In 1995, Chicago paid $5 million for an African-American consultant to work with a blue-ribbon panel to devise a race-neutral exam for promoting firefighters. Unfortunately, in the end result, whites were twice as likely to score “well-qualified” as blacks. In 2002, when it ran out of candidates who scored 89, Chicago stopped requiring that promoted firefighters score that high, and a federal district court has decided as a result that the test was racially discriminatory for the previous seven years. Chicago taxpayers may be on the hook for as much as an additional $80 million in back pay and front pay. (Glenn Jeffers, “Judge rules city fire exam biased”, Chicago Tribune, Mar. 23; AP/Chicago Sun-Times, Mar. 23; Fran Spielman, “Exam bias ruling may cost city $80 million in firefighter lawsuit”, Chicago Sun-Times, Mar. 24).

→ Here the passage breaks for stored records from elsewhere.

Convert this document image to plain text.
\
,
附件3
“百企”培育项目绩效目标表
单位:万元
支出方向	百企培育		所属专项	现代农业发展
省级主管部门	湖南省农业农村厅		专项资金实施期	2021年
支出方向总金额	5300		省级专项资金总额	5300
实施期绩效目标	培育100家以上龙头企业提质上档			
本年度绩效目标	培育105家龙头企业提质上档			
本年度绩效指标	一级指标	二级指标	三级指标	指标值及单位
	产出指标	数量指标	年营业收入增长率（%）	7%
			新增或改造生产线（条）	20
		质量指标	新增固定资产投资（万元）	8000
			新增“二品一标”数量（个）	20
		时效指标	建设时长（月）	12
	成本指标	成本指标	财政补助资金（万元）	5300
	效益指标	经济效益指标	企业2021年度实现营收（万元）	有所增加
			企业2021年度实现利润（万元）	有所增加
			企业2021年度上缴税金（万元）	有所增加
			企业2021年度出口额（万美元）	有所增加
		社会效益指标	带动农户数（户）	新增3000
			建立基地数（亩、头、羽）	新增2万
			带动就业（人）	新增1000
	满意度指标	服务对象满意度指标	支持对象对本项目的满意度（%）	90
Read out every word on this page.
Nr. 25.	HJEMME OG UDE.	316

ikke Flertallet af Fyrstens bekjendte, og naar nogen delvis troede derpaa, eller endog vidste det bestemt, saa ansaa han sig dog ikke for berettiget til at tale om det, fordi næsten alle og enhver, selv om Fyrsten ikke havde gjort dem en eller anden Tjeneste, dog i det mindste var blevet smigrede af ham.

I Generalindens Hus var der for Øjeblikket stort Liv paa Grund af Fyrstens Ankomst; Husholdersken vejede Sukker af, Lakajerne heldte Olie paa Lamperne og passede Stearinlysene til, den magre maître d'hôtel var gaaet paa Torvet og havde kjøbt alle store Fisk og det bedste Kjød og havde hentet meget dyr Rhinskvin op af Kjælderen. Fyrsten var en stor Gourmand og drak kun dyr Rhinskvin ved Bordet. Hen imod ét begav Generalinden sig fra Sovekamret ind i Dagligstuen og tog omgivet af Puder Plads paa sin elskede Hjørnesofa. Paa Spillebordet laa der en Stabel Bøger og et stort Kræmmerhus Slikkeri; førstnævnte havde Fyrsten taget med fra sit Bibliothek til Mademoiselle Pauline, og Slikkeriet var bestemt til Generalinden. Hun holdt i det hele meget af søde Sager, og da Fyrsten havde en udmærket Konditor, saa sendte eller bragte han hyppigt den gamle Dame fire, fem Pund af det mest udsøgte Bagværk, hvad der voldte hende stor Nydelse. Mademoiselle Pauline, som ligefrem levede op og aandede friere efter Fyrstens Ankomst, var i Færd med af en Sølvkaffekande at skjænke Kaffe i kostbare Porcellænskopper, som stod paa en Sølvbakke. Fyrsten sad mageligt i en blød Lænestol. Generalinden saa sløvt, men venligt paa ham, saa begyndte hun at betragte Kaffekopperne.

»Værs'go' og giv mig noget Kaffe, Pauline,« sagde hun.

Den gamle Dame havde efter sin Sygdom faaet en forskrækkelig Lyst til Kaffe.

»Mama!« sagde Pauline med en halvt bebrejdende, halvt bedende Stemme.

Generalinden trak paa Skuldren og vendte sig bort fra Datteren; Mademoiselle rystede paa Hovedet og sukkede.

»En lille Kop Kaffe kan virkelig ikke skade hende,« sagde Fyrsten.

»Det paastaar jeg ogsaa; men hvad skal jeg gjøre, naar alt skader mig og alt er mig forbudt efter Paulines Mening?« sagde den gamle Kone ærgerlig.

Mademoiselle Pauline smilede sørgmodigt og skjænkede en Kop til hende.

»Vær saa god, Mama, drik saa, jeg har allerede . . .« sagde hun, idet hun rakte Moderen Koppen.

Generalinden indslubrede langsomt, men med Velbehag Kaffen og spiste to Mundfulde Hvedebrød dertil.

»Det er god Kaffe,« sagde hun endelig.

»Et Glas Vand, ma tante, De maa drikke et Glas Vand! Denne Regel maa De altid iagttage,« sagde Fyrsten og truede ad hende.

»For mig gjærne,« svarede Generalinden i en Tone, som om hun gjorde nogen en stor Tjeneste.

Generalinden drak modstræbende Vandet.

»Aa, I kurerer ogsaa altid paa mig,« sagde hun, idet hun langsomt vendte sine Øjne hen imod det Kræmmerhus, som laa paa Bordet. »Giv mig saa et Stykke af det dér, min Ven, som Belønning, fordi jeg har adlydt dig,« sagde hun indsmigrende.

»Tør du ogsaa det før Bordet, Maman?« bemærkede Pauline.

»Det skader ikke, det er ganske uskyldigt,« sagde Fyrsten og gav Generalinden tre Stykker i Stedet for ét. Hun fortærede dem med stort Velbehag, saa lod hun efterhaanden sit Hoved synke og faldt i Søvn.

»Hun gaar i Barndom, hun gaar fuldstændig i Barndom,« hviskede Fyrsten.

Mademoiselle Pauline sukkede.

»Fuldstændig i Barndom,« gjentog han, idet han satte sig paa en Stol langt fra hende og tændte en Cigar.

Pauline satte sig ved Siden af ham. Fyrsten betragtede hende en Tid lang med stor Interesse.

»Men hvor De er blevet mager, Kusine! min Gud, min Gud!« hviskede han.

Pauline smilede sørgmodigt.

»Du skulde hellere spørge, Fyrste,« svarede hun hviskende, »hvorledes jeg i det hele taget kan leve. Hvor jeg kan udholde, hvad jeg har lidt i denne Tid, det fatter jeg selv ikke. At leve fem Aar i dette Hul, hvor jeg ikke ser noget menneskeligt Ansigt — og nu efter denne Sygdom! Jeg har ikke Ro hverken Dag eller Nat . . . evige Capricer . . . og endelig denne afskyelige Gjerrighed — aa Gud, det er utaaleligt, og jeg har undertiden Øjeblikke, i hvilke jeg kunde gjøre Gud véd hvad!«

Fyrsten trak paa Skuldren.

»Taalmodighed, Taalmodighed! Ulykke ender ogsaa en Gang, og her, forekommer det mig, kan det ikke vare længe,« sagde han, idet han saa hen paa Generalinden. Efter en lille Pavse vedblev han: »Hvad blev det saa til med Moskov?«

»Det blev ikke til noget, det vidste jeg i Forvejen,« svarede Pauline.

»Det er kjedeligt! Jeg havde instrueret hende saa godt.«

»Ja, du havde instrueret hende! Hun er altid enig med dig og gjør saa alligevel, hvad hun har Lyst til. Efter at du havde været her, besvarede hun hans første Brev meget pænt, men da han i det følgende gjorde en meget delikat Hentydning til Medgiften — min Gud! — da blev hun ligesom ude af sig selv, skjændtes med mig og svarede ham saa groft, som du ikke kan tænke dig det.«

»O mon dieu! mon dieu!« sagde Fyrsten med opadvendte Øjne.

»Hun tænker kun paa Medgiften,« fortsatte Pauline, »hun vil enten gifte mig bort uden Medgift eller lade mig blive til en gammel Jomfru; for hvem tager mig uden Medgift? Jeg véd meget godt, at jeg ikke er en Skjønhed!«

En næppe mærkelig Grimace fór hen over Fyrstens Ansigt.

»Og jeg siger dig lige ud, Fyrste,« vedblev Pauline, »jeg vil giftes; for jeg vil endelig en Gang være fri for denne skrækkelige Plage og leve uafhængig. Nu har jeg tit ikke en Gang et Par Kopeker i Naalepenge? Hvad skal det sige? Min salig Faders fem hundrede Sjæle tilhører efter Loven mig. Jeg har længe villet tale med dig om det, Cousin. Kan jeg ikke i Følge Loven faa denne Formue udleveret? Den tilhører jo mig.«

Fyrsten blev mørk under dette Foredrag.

A question for readers: none of the press has mentioned it, but, in 2001, a labor arbitrator ruled that the city discriminates against whites when it promotes a lower-scoring minority over a white. (Fran Spielman, “City ordered to promote white firefighters”, Chicago Sun-Times, Apr. 14, 2001). In 2002, a federal jury found that the 1986 test was fair, and that the city discriminated by promoting lower-scoring minorities over whites, awarding millions. (AP, May 18, 2002). These would appear to put the city in an impossible position. Or has something happened in the interim that obviates these earlier rulings? As an experiment, I’ve opened comments; please restrict your remarks to this latter question, and please remain civil and respectful.

Update: the 2002 decision’s reverse-discrimination finding was affirmed in Biondo v. Chicago (7th Cir. Aug. 27, 2004), though the damages award was vacated. (Schrank blog discussion).

The decisions are arguably reconcilable: the two exams are different; Biondo involved an explicit quota. On the other hand, page 5 of the Biondo slip opinion explicitly endorsed the methodology used by Chicago that the district court condemned this week.